Şehir merkezlerinde görev yapan öğretmenlerinizin bazıları da, görev yaptığı yerde, sadece “Öğretmen” olarak görev yaptıkları halde halkın arasına çıkmadan, evden okula, okuldan eve arada bir de öğretmen evlerine giderek dar bir çevrede hayat sürmektedirler. Bu dar çerçevede sadece diğer öğretmenlerle muhatap olan öğretmenlerimiz ne yazık ki dar bir çerçevede kaldıkları için iyi birer eğitimci oldukları halde, toplumdan kopmuş olma gibi bir durumla karşı karşıya kalmaktadırlar. Öğretmenimizin toplumdan kopmaması için ona göre programlar yapılmalıdır. Ve onlar; toplumla iç içe yaşamalı ve içinde yaşadığı toplumu iyi tanıması sağlanmalıdır.
Evet, Öğretmenim “eti senin kemiği benim”. Atalar bu sözü boşuna söylememiş. Artık çocuğum sana emanet. Bırak boş işlerle uğraşmayı, bırak günlük siyaseti, bırak siyasetçinin peşinde gezmeyi. Arif Nihat Asya’nın dediği gibi “Yürü hala ne diye kendinle savaştasın”. Titre irkil, kendine dön, üzerine verilen sorumluluğu bir kere daha düşün. Kendin gibi ol, madem Müslüman’ız, madem Türk’üz, o halde Müslüman-Türk gibi davran. “Bırak bozuk saatler yalan yanlış işlesin. Bırak çelebiler çekilip haremlerde kışlasın”. Sen sana emanet edilen çocuklarımıza bak. Bırak boş dünyayı. Bırak, kim ne derse desin. Sen elindeki işlenmemiş hamurdan, yeni cihangirler, yeni ilim erleri, yeni devlet adamları yetiştir. Sen sana düşeni yap ta, çocuklarımızın kalbine mayayı çal, iyilik yap ta istersen denize at “balık bilmez ise Halik bilir”.
Dedim ya senin mesleğin “Peygamber” mesleğidir. Bunun farkına var yeter.
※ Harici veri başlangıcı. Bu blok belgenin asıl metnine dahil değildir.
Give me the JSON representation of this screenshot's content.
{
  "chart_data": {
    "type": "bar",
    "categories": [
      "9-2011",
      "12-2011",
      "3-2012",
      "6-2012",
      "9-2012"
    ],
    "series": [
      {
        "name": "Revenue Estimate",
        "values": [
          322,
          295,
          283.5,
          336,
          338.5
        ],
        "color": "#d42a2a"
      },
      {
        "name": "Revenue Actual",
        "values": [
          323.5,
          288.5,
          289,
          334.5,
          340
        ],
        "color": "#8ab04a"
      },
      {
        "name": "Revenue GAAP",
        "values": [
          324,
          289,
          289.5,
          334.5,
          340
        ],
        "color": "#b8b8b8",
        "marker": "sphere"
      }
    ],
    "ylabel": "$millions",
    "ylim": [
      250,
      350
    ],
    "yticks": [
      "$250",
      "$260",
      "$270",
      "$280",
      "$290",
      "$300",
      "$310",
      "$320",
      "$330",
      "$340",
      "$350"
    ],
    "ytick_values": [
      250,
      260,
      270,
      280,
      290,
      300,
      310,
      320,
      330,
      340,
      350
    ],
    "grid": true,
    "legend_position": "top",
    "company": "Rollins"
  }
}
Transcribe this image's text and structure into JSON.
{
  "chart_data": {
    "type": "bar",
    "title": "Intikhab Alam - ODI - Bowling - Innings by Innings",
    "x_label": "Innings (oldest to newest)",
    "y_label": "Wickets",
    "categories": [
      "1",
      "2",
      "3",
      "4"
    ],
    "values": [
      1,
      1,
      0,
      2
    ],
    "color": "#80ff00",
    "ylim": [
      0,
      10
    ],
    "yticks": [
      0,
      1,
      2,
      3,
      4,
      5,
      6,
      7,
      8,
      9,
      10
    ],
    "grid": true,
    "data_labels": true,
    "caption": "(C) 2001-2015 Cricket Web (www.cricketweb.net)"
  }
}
Tek umudum sensin, son umudum sensin, son şansım sensin, tek şansım sensin. Herkes denedi olmadı, şimdi sahnede sensin, sen kendinin ve sana düşenin farkına vardığın zaman milletimizin de kurtuluşu başlamıştır demektir. Bunu sana ben hatırlatamam. Bunu sen fark etmelisin. Sen düşünmelisin. Binlerce yıllık tarihimizden süzülüp gelen her şey senin ellerinde yeniden hayat bulacak, yeniden dirilecek, yeniden ete kemiğe bürünecek. Bu durum sana bağlı. Benim ümidimi kırma. Beni bedbinliğe düşürme, beni kırma, beni ümitsizliğe sevk etme.
Millet olarak bunaldığımız, daraldığımız, yerlerde süründüğümüz yeter. Bu itibarsız halde kalmamız yeter artık. Bitsin artık bu fetret. Yine şahlanalım, yine karadan gemiler yürütelim, yine cihana hükmedelim, yine “insanlığın son adası” olalım.
Bütün bunları düşünerek hareket etmelisin, iş sana düştü. Sorumluluk senin.
Sözün Özü
Eğitimini yaz-boz tahtasına çeviren, öğretmenine hak ettiği değeri vermeyen gerçek anlamda “Milli Eğitim politikası” belirlemeyen milletler, gelecekte söz sahibi olmayı hak etmezler/edemezler.